The Applicant attended at the Joyceville Penitentiary to visit her husband. A drug sniffing dog identified her as having drugs on her person and the guards would not allow the visit. Subsequently, a “risk assessment” was completed without notice to the Applicant and her visiting privileges were suspended. Her application for review was dismissed on the grounds that the issue was moot.

22. October 2002 0

Administrative law – Prisons – Visiting rights – Judicial review applications – Compliance with legislation – Mootness – Breach of procedural fairness

McGahey v. Joyceville Penitentiary, [2002] F.C.J. No. 1281, Federal Court of Canada – Trial Division, September 19, 2002, Gibson J.

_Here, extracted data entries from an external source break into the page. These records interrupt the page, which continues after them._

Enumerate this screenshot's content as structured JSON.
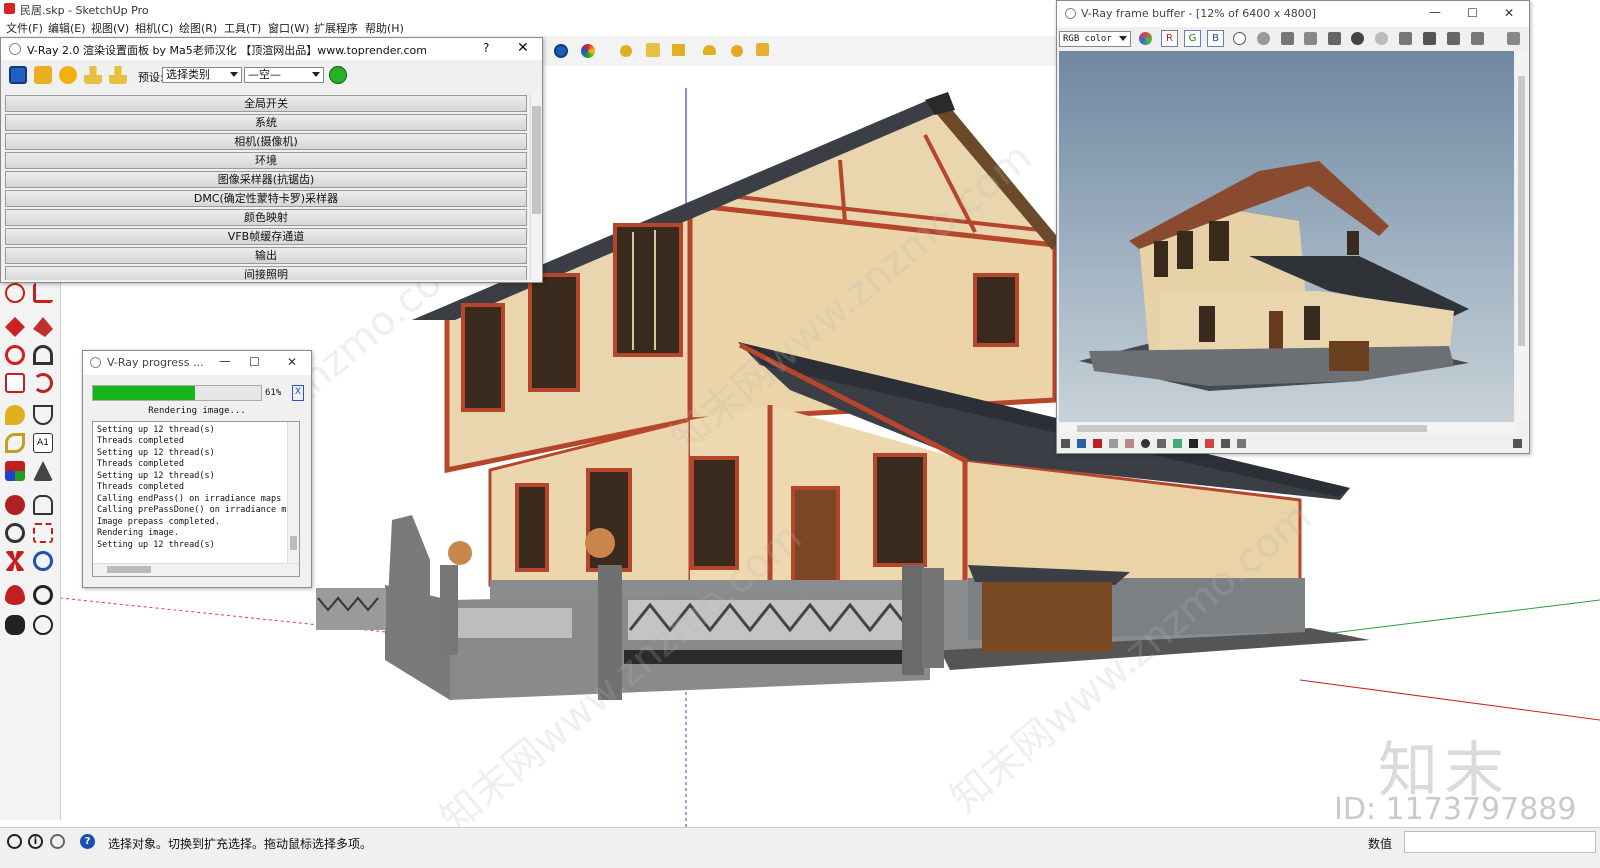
{
  "window": {
    "title": "民居.skp - SketchUp Pro"
  },
  "menu": [
    "文件(F)",
    "编辑(E)",
    "视图(V)",
    "相机(C)",
    "绘图(R)",
    "工具(T)",
    "窗口(W)",
    "扩展程序",
    "帮助(H)"
  ],
  "vray_settings": {
    "title": "V-Ray 2.0 渲染设置面板 by Ma5老师汉化 【顶渲网出品】www.toprender.com",
    "help": "?",
    "close": "✕",
    "preset_label": "预设:",
    "preset_category": "选择类别",
    "preset_value": "—空—",
    "rollouts": [
      "全局开关",
      "系统",
      "相机(摄像机)",
      "环境",
      "图像采样器(抗锯齿)",
      "DMC(确定性蒙特卡罗)采样器",
      "颜色映射",
      "VFB帧缓存通道",
      "输出",
      "间接照明"
    ]
  },
  "progress": {
    "title": "V-Ray progress ...",
    "percent_label": "61%",
    "percent": 0.61,
    "status": "Rendering image...",
    "stop": "X",
    "log": [
      "Setting up 12 thread(s)",
      "Threads completed",
      "Setting up 12 thread(s)",
      "Threads completed",
      "Setting up 12 thread(s)",
      "Threads completed",
      "Calling endPass() on irradiance maps",
      "Calling prePassDone() on irradiance map",
      "Image prepass completed.",
      "Rendering image.",
      "Setting up 12 thread(s)"
    ]
  },
  "vfb": {
    "title": "V-Ray frame buffer - [12% of 6400 x 4800]",
    "channel": "RGB color",
    "r": "R",
    "g": "G",
    "b": "B",
    "minimize": "—",
    "maximize": "☐",
    "close": "✕"
  },
  "status": {
    "hint": "选择对象。切换到扩充选择。拖动鼠标选择多项。",
    "measure_label": "数值",
    "measure_value": ""
  },
  "watermark": {
    "logo": "知末",
    "id": "ID: 1173797889",
    "text": "知末网www.znzmo.com"
  }
}
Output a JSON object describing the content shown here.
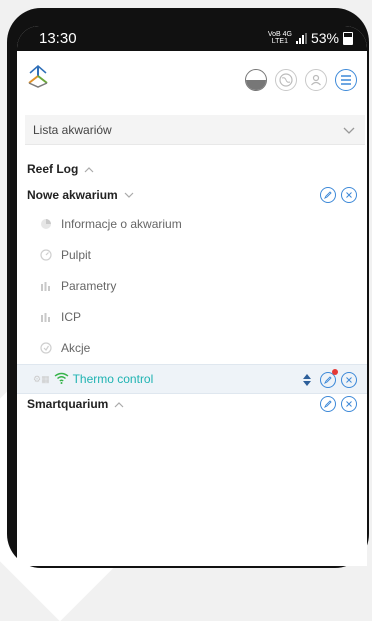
{
  "status": {
    "time": "13:30",
    "network_top": "VoB 4G",
    "network_bottom": "LTE1",
    "battery": "53%"
  },
  "header": {
    "logo_icon": "aquarium-logo-icon",
    "icons": [
      "water-level-icon",
      "globe-icon",
      "user-icon",
      "menu-icon"
    ]
  },
  "dropdown": {
    "label": "Lista akwariów"
  },
  "groups": {
    "reef": {
      "label": "Reef Log"
    },
    "nowe": {
      "label": "Nowe akwarium",
      "items": [
        {
          "label": "Informacje o akwarium",
          "icon": "pie-chart-icon"
        },
        {
          "label": "Pulpit",
          "icon": "dashboard-icon"
        },
        {
          "label": "Parametry",
          "icon": "bar-chart-icon"
        },
        {
          "label": "ICP",
          "icon": "bar-chart-icon"
        },
        {
          "label": "Akcje",
          "icon": "action-icon"
        }
      ]
    },
    "thermo": {
      "label": "Thermo control",
      "icon": "wifi-icon"
    },
    "smart": {
      "label": "Smartquarium"
    }
  },
  "colors": {
    "accent_blue": "#3d89d8",
    "teal": "#1fb3b2",
    "notification": "#e53935"
  }
}
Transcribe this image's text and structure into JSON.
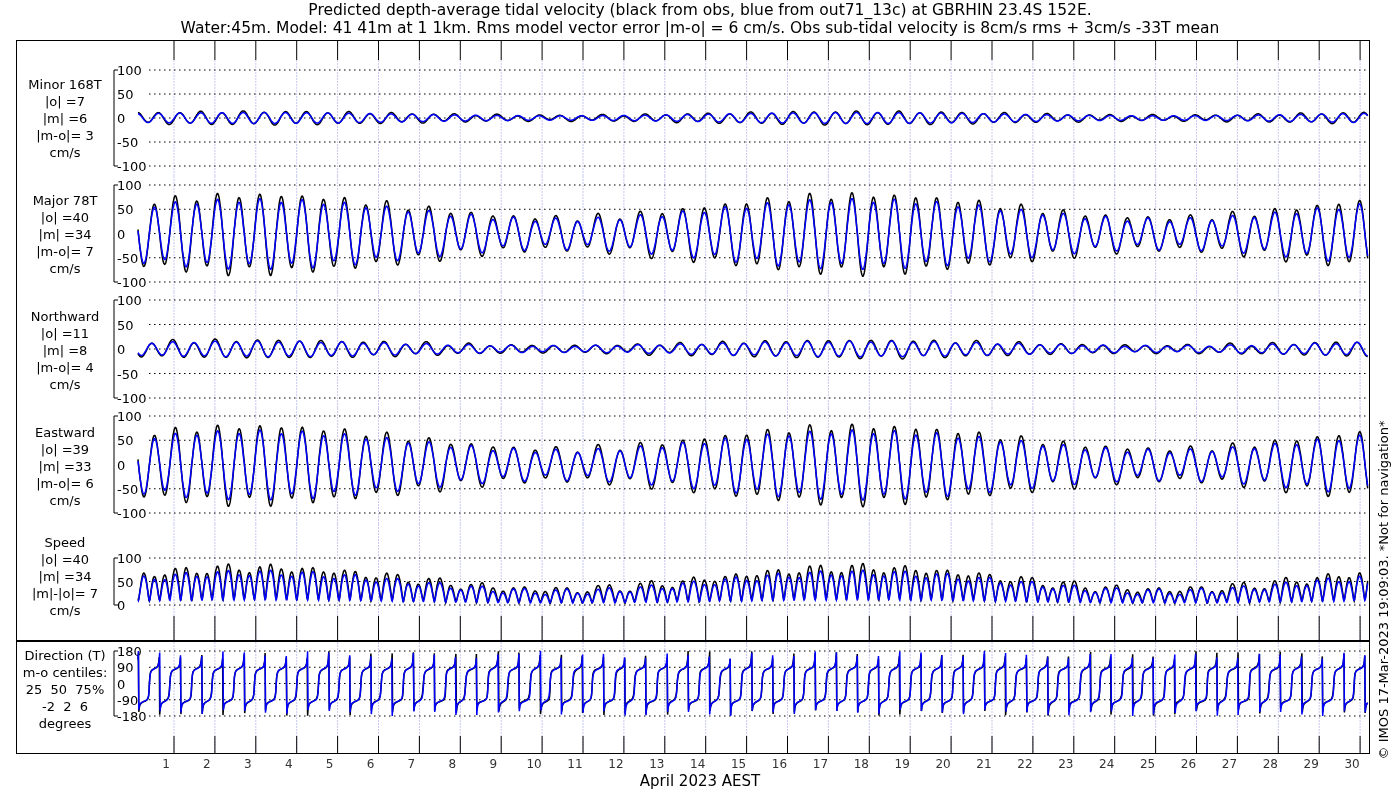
{
  "title_lines": [
    "Predicted depth-average tidal velocity (black from obs, blue from out71_13c) at GBRHIN 23.4S 152E.",
    "Water:45m. Model: 41 41m at 1 1km. Rms model vector error |m-o| = 6 cm/s. Obs sub-tidal velocity is 8cm/s rms + 3cm/s -33T mean"
  ],
  "panels": [
    {
      "kind": "minor",
      "label_lines": [
        "Minor 168T",
        "|o| =7",
        "|m| =6",
        "|m-o|= 3",
        "cm/s"
      ],
      "yticks": [
        "100",
        "50",
        "0",
        "-50",
        "-100"
      ]
    },
    {
      "kind": "major",
      "label_lines": [
        "Major 78T",
        "|o| =40",
        "|m| =34",
        "|m-o|= 7",
        "cm/s"
      ],
      "yticks": [
        "100",
        "50",
        "0",
        "-50",
        "-100"
      ]
    },
    {
      "kind": "north",
      "label_lines": [
        "Northward",
        "|o| =11",
        "|m| =8",
        "|m-o|= 4",
        "cm/s"
      ],
      "yticks": [
        "100",
        "50",
        "0",
        "-50",
        "-100"
      ]
    },
    {
      "kind": "east",
      "label_lines": [
        "Eastward",
        "|o| =39",
        "|m| =33",
        "|m-o|= 6",
        "cm/s"
      ],
      "yticks": [
        "100",
        "50",
        "0",
        "-50",
        "-100"
      ]
    },
    {
      "kind": "speed",
      "label_lines": [
        "Speed",
        "|o| =40",
        "|m| =34",
        "|m|-|o|= 7",
        "cm/s"
      ],
      "yticks": [
        "100",
        "50",
        "0"
      ]
    },
    {
      "kind": "direction",
      "label_lines": [
        "Direction (T)",
        "m-o centiles:",
        "25  50  75%",
        "-2  2  6",
        "degrees"
      ],
      "yticks": [
        "180",
        "90",
        "0",
        "-90",
        "-180"
      ]
    }
  ],
  "x_axis": {
    "days": [
      "1",
      "2",
      "3",
      "4",
      "5",
      "6",
      "7",
      "8",
      "9",
      "10",
      "11",
      "12",
      "13",
      "14",
      "15",
      "16",
      "17",
      "18",
      "19",
      "20",
      "21",
      "22",
      "23",
      "24",
      "25",
      "26",
      "27",
      "28",
      "29",
      "30"
    ],
    "label": "April 2023 AEST"
  },
  "notice": "© IMOS 17-Mar-2023 19:09:03. *Not for navigation*"
}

On September 30, 2000, the Applicant and her daughter went to the Joyceville Institution to visit the Applicant’s husband. It was a busy day, and a drug sniffing dog was present to ensure that all of the visitors were clean. When the dog approached the Applicant, it became excited and the Applicant was told that she could not have a “closed visit”. The Applicant refused to leave the Institution without a “closed visit” and in the result, the Kingston Police were eventually called to escort the Applicant out of the premises. Subsequently, and without notice to the Applicant or her husband, a “risk assessment” was completed at the Institution with a view to determining the Applicant’s future visiting status. Based on the Applicant’s behaviour in this instance and in the past, it was determined that she should not have full visiting privileges. Upon conclusion of the assessment, the inmate was advised that the Applicant’s visiting privileges had been suspended for 30 days. The Applicant appealed the decision to the Federal Court of Canada. The court noted that the decision to suspend the Applicant’s visiting privileges was a “correctional decision” within the ambit of the Corrections and Conditional Release Act, S.C. 1992, c. 20 and that the decision should have been made in a fair manner. The court further held that the decision was made with an “absence on the part of the respondents of any semblance of fairness in considering, and eventually determining, to suspend the Applicant’s visiting privileges for a period of 30 days”. As the suspension was long since over at the time of trial, the issue was clearly moot and there was little or no purpose to be gained in setting it aside.